Only scalar arguments should be passed to lazy builders.

Good:

[$uid, $nid]

Avoid:

  • passing service objects
  • passing entity objects

This keeps placeholders serializable and secure.


Cache Context Granularity

Use the most efficient cache context possible.

ContextImpact
userone cache per user
user.rolesone cache per role set
languagesone cache per language

Senior rule:

Use user.roles when possible instead of user.


Platform / DevOps Layer

Lazy Builders integrate with:

  • Render Cache
  • Dynamic Page Cache
  • BigPipe
  • Redis
  • CDN

Flow:

Redis stores cached fragments
   ↓
BigPipe streams placeholders
   ↓
CDN delivers page globally

Debugging Lazy Builders

Check page source for:

  • data-big-pipe-placeholder-id

Useful tools:

  • Webprofiler
  • Kint / dpm()
  • browser Network tab

Common debugging steps:

  1. Confirm callback executes.
  2. Verify cache metadata.
  3. Check placeholder replacement.
  4. Inspect response headers.

Performance Considerations

Benefits:

  • preserves page caching
  • isolates expensive logic
  • improves perceived performance

Best practices:

  • keep callbacks focused
  • cache callback output
  • use placeholders only where needed

Common Production Issues

  • forgetting #create_placeholder = TRUE
  • callback returns invalid structure
  • missing cache metadata
  • passing non-serializable arguments
  • using user context unnecessarily

SEO & Accessibility Considerations

Lazy Builders do not harm SEO because final HTML is still delivered.

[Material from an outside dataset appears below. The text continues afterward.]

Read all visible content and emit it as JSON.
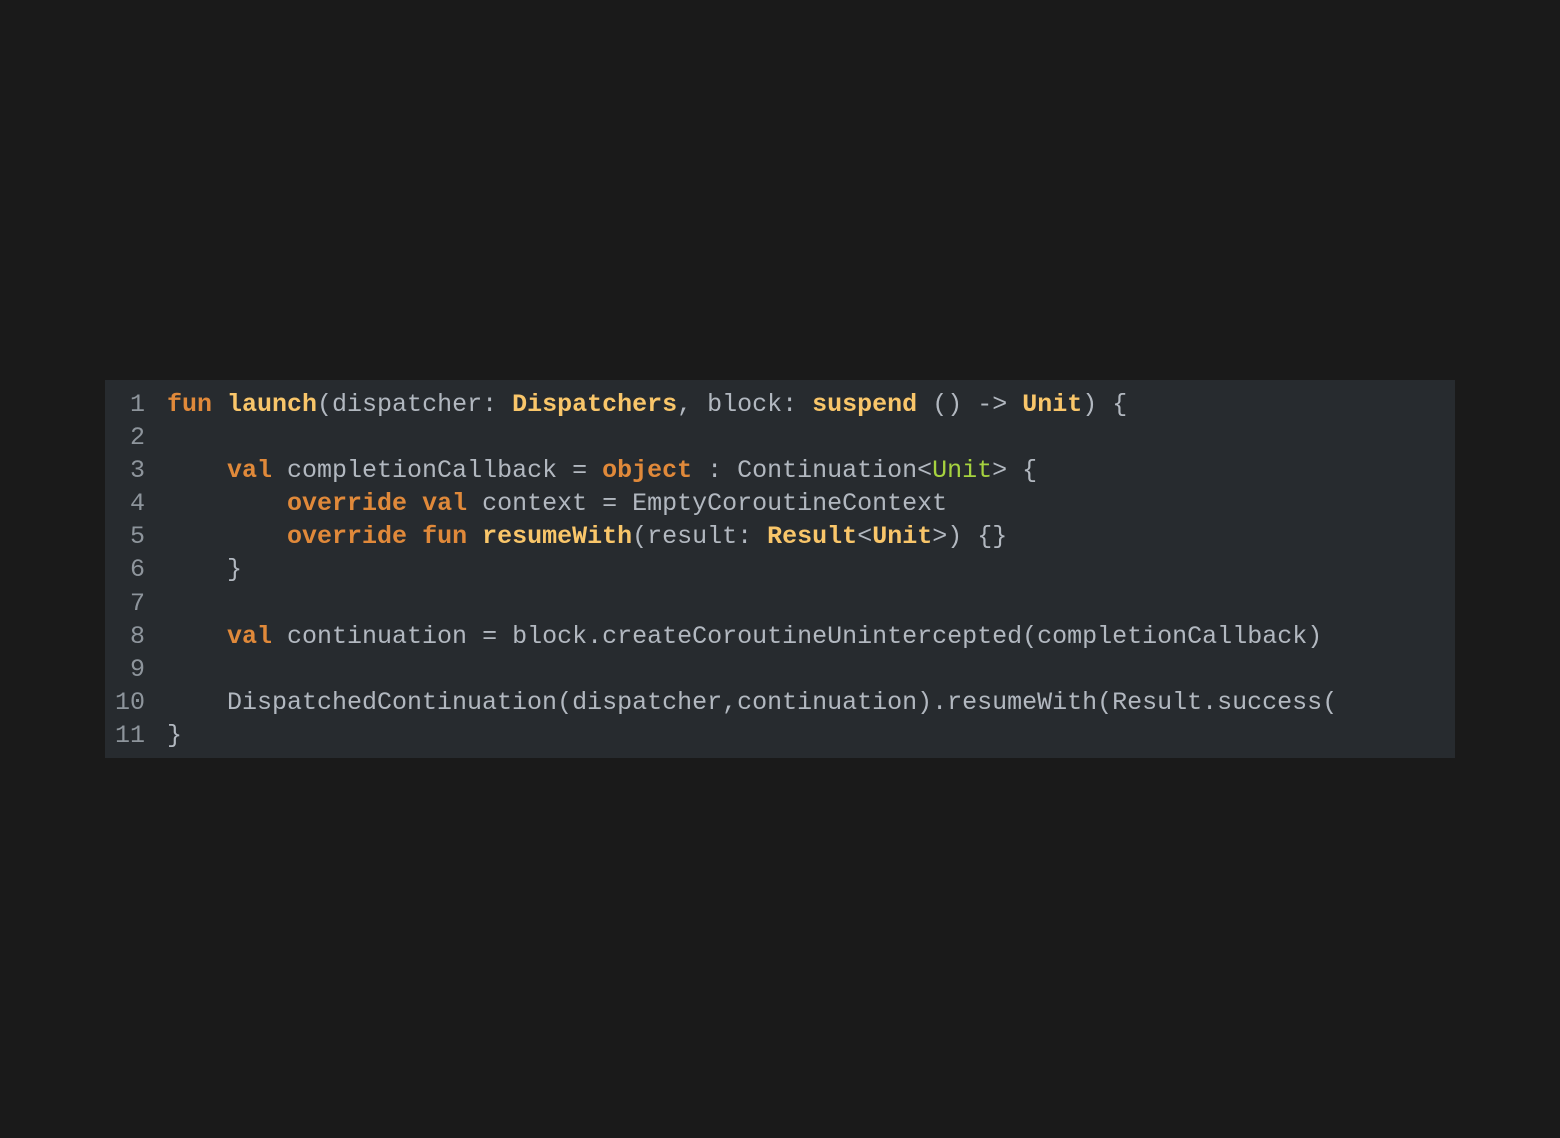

They improve accessibility by reducing time to first meaningful content.


AI & Future Integration

Lazy Builders are ideal for:

  • AI recommendations
  • semantic search suggestions
  • personalized insights

Example:

  • page loads instantly
  • AI recommendations stream afterward

  1. What is a Lazy Builder?
  2. How does it differ from normal rendering?
  3. Why is #create_placeholder important?
  4. How do Lazy Builders work with BigPipe?
  5. What cache metadata should the callback return?
  6. What types of arguments are safe to pass?

Memory Trick

Lazy Builder = Build Later
Placeholder = Temporary Marker
BigPipe = Stream Result
Cache Metadata = Still Required

Key Takeaway

If you need personalized or expensive content but want to keep the page cacheable:

Use a Lazy Builder.

It is one of the most important patterns in modern Drupal performance architecture.